This problem has come up in a puzzle I've been trying to solve --
Given a 1xn board and tiles up to 1xn length how many ways can you construct the board. All of the tiles are the same color, let's call it grey, except for the 1x1 title which has two possible colors, red and green. How many possible distinct tilings are possible (counting both distinct coloring and tile combinations).
From a different approach to the same puzzle I've found the answer to satisfy the recurrence relation $x(n) = 2x(n-1) + \sum_{i=0}^{n-2}x(i)$ where $x(0)=0$, $x(1)=1$, which can be shown to be the fibonacci sequence of odd parity $f(2n-3)$. But I'm struggling to show why this is recurrence is true from a combinations approach.
After some research I've been unable to find a similar problem and this one becomes quite difficult when I try to dive into it. So if someone could point me to a source, suggest a solution, or point out something obvious I'm missing it would be greatly appreciated.

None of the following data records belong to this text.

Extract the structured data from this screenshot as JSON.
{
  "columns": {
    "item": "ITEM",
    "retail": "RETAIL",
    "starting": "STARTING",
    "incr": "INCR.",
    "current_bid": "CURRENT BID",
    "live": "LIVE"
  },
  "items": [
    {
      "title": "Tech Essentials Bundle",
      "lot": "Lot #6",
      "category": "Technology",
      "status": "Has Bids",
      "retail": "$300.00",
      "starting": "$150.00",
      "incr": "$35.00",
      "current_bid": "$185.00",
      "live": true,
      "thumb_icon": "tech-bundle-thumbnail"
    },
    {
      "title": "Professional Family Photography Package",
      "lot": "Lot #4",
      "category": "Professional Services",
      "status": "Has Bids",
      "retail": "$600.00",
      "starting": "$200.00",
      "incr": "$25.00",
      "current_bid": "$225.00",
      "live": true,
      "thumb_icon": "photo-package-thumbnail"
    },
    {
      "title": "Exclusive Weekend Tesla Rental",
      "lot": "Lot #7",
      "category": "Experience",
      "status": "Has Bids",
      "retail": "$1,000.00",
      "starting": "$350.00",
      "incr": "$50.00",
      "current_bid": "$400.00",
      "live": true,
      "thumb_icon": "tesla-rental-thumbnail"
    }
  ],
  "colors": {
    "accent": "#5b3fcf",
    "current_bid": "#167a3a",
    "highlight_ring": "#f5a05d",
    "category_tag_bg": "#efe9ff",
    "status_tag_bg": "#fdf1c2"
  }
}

Every tiling of the $1\times n$ board starts with some valid tile. There are two valid $1\times1$ tiles, and then the rest of the tiling tiles a $1\times(n-1)$ board—that gives the $2x_{n-1}$ term. Otherwise, for each $2\le j\le n$, there is one valid $1\times j$ tile, and then the rest of the tiling tiles a $1\times(n-j)$ board—that gives the term $\sum_{j=2}^n x_{n-j} = \sum_{i=0}^{n-2} x_i$. By the way, it feels like the initial condition should be $x_0=1$ rather than $x_0=0$ (there is one tiling of the empty board, namely the empty tiling), and thus $x_1=2$ rather than $x_1=1$.